Firenze, anni ’20. Il conte Camillo Negroni entra al Caffè Casoni e chiede al barman Fosco Scarselli un Americano “più forte”. Un gesto semplice, quasi capriccioso: sostituire la soda con il gin. Nasce così un cocktail destinato a diventare un simbolo di eleganza italiana, ribellione gentile e gusto impeccabile. Il Negroni non è solo un drink: è un carattere.

La ricetta originale

  • 1 parte di gin
  • 1 parte di vermouth rosso
  • 1 parte di bitter Mescolare direttamente nel bicchiere old fashioned con ghiaccio.
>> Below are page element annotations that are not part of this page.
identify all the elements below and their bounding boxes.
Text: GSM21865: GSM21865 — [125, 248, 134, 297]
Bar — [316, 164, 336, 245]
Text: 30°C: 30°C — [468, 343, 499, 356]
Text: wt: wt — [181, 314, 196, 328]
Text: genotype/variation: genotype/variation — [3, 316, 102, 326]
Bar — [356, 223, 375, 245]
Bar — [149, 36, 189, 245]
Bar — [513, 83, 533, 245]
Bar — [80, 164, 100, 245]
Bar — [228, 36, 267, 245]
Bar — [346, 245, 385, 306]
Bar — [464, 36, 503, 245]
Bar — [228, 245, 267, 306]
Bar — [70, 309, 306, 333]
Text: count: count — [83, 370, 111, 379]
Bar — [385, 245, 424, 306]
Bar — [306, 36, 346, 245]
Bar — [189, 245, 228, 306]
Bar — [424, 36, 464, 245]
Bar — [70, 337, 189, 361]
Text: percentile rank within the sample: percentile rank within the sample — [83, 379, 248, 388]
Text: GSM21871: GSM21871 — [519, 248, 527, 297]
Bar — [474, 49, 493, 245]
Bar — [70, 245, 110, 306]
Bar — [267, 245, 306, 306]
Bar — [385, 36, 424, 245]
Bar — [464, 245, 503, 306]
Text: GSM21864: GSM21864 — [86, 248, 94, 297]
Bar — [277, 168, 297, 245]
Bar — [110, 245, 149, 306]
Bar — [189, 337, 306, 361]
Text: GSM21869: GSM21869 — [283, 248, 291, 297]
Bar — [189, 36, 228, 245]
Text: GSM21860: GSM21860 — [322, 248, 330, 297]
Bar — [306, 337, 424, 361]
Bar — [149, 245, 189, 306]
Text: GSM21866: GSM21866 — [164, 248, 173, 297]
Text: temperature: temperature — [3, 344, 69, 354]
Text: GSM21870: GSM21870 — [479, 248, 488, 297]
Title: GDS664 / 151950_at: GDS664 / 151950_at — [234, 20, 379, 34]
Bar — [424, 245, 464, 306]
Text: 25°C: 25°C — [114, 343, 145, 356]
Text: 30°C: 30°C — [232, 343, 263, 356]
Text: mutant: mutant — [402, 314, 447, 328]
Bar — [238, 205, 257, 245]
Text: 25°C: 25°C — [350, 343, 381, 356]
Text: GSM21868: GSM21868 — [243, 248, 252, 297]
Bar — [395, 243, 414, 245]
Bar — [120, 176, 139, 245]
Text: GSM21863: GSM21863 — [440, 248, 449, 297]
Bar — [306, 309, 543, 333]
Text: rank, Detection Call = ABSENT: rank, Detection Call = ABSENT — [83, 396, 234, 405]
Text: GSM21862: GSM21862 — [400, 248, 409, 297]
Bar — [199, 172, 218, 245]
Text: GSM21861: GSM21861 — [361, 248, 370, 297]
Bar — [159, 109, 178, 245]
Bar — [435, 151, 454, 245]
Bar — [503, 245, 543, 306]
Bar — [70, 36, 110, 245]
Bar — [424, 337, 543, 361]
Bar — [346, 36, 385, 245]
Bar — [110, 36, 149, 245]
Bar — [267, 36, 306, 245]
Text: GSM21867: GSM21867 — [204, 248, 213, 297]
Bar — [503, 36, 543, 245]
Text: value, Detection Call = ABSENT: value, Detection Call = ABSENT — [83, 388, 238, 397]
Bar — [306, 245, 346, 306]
Guarnire con una fetta d’arancia.

La variante moderna

Negroni “Affumicato” Aggiungere una spruzzata di whisky torbato (solo un velo) per dare profondità e un tocco contemporaneo senza tradire l’equilibrio classico.

Perché è un classico

Perché è perfetto nella sua semplicità matematica: tre ingredienti, tre parti uguali, tre anime che si bilanciano. È un cocktail che non chiede di piacere a tutti: si fa riconoscere, non si addolcisce, non si nasconde.

Abbinamento narrativo

Musica: un jazz elegante, anni ’50. Atmosfera: luce bassa, conversazioni lente, un tavolino vicino alla finestra. Luogo ideale: un bar storico, o il salotto di casa quando si vuole celebrare un momento di lucidità e carattere.